There are two ways of looking at the ups and downs of shares traded on stock markets.
The first, which looks a lot like gambling to the untrained eye, is investors trying to maximise their total returns – a combination of capital gains and the dividends paid by the companies whose shares they own.
If Monday’s slump continues, shares bought recently may go far enough ‘underwater’ for the investors to be in the red for a couple of years.
On the other hand, an average basket of shares bought two years ago would have to fall by 20 per cent to be in the red in capital terms, or 36 per cent for the investor to have lost money in nominal terms once dividends had been accounted for.
Financial planners like to tell investors – and most of us are investors through our super – not to worry about these kinds of moves.
“You can’t time the market,” they will tell you, “so just sit tight and wait for it to recover.”
That advice would have helped panicked investors who sold off their shareholdings in the depths of the global financial crisis (GFC).
Those who sold at the bottom of the GFC in March 2009, reasoning that they “couldn’t afford to lose any more”, would have lost 50 per cent of the value of their shares from the peak valuation in 2007.
But those following the advice to sit tight would have seen the 50 per cent loss reduce to just a 30 per cent loss by September of that year – and shares continued to grind higher from there, paying dividends as they went.
The real world
The other way of looking at shares is to consider the economic growth linked to stock market performance, and here there is plenty to fret about.
It’s easy to forget that stock markets originally came into being to raise capital, which companies then ‘risk’ by investing.
When share prices really crash, as happened between 2007 and 2009, capital raising through the share markets becomes much harder.
A company has to issue a lot more shares to raise equity capital, thereby annoying the hell out of existing shareholders by diluting their shareholdings.
In the current environment, the cause of any share price crash is likely to be the rising cost of borrowing on global bond markets.
So we’d be looking at a double-whammy – falling share prices make it harder for companies to raise equity capital, and rising bond yields make it far more expensive to service debt.
The end result would be less investment, and fewer jobs.
And that’s before the ‘wealth effect’ evaporates.

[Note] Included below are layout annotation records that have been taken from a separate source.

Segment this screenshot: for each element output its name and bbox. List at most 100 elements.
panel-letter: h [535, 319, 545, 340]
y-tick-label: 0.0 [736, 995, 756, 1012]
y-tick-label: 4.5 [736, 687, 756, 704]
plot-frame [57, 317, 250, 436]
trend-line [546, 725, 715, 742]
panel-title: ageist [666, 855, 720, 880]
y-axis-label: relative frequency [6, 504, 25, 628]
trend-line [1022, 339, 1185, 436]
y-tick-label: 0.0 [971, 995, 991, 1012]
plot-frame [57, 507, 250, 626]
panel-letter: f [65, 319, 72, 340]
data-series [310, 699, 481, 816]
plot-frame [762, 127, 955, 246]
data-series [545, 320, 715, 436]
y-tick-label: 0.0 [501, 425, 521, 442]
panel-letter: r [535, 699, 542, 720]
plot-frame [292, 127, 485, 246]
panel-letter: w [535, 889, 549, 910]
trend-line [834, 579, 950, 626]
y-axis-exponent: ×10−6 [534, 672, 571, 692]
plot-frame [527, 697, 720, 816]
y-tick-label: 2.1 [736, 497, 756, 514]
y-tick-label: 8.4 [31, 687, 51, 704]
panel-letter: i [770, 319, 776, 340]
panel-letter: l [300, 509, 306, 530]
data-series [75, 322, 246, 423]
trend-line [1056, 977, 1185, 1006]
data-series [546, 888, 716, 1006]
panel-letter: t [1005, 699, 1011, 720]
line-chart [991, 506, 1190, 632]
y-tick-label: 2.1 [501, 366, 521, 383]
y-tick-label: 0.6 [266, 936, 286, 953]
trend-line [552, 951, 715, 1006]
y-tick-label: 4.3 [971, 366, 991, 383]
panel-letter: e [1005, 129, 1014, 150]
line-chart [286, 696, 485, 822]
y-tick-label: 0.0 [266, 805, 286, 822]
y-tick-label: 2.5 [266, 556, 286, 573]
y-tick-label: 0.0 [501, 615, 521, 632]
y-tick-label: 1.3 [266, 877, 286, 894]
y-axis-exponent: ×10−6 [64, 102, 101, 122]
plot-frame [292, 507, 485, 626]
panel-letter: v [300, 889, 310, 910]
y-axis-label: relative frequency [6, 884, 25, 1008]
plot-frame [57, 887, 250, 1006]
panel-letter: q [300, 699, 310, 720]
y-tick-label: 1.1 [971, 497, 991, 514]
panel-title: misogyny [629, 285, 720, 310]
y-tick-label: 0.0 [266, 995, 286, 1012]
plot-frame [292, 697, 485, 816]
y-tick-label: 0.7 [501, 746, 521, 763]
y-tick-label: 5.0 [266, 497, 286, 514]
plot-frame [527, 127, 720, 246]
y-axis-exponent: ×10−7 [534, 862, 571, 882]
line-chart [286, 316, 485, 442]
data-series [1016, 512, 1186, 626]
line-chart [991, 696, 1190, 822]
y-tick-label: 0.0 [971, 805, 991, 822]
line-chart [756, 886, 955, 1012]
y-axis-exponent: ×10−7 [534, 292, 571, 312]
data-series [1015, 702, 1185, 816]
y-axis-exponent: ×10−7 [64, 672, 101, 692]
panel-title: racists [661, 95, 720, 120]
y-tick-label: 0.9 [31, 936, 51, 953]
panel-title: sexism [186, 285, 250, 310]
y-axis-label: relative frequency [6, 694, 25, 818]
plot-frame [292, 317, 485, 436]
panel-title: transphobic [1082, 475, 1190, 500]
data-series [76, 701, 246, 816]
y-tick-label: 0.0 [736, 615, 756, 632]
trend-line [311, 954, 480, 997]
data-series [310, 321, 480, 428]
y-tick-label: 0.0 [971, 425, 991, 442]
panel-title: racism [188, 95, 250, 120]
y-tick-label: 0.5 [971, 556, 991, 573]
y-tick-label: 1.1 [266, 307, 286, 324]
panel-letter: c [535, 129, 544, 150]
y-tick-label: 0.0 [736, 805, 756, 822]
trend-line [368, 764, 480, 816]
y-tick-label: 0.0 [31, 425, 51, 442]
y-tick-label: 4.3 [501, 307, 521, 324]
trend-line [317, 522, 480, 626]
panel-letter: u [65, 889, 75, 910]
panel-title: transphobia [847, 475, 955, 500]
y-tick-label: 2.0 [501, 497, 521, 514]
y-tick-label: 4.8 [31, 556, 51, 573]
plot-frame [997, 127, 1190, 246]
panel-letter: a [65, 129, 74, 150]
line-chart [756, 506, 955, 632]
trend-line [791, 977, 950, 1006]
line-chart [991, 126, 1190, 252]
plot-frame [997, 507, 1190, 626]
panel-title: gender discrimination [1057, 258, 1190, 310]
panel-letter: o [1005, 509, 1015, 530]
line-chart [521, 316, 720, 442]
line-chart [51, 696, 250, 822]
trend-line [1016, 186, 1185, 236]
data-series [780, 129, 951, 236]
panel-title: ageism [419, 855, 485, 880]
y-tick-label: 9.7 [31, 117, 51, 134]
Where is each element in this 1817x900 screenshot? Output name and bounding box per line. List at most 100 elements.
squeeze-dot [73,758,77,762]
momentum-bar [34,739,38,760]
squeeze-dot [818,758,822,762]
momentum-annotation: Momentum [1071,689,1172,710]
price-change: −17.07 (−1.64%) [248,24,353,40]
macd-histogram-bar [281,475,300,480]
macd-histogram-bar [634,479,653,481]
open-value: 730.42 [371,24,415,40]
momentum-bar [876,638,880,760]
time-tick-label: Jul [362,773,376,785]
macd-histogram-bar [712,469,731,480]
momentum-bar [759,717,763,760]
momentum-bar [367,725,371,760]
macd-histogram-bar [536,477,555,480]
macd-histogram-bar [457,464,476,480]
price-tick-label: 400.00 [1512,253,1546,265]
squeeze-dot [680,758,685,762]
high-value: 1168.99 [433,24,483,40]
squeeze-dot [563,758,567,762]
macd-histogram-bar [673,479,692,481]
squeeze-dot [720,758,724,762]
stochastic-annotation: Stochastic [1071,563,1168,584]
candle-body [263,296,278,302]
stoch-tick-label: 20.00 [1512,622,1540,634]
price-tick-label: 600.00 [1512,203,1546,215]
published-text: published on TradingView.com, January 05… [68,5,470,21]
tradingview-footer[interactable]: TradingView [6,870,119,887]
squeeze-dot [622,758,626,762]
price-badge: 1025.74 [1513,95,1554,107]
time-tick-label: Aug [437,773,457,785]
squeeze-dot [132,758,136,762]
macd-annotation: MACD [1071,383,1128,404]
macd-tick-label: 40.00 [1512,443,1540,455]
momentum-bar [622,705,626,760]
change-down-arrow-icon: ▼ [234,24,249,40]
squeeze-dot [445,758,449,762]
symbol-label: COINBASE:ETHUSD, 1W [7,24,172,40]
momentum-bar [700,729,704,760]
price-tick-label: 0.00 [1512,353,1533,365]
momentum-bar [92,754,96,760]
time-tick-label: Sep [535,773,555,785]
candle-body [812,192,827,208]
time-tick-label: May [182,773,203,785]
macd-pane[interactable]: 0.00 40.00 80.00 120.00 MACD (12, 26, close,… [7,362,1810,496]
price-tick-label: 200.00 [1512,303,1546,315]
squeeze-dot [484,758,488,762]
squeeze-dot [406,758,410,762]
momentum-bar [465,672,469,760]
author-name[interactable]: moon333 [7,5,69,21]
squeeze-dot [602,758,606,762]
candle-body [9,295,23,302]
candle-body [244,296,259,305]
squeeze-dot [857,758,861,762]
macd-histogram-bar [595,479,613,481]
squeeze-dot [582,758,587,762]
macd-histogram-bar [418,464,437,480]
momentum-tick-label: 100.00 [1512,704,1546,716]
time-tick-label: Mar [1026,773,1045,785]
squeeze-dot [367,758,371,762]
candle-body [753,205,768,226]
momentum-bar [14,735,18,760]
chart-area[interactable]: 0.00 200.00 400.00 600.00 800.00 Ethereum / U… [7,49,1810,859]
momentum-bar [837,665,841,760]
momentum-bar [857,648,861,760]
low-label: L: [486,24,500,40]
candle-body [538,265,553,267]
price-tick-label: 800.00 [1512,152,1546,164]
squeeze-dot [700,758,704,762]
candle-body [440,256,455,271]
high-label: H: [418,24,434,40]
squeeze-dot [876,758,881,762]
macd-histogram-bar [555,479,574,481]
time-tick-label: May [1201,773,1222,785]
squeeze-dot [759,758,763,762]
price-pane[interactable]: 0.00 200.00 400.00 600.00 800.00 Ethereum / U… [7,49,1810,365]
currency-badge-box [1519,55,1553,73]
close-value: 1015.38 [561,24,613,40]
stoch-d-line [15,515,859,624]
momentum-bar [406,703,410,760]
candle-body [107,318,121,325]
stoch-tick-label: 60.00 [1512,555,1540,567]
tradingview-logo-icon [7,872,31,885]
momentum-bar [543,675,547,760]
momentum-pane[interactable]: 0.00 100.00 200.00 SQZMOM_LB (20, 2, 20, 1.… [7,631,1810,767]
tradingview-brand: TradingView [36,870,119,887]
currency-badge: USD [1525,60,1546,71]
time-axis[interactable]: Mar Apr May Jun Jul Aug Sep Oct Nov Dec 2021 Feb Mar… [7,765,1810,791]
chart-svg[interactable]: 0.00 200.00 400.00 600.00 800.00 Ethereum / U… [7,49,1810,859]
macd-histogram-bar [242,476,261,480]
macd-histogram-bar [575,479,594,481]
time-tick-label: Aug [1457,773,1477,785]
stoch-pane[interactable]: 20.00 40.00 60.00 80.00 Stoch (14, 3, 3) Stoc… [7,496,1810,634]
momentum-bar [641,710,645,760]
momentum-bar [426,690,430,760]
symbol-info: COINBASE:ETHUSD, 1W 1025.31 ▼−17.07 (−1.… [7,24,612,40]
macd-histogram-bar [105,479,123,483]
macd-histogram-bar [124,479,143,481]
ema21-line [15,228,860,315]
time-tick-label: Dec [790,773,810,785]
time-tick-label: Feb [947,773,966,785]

When share markets are high, consumers tend to be confident and some enjoy spending the healthy dividends paid by the companies they hold shares in.
When companies struggle to raise capital and to service their debts, their share prices fall further and they often have to cut their dividends too – all of which feeds into lousy consumer confidence and less spending power.
So unless you’re nearing retirement, the real economy effects are far more worrying that what you may, or may not, be worth on paper.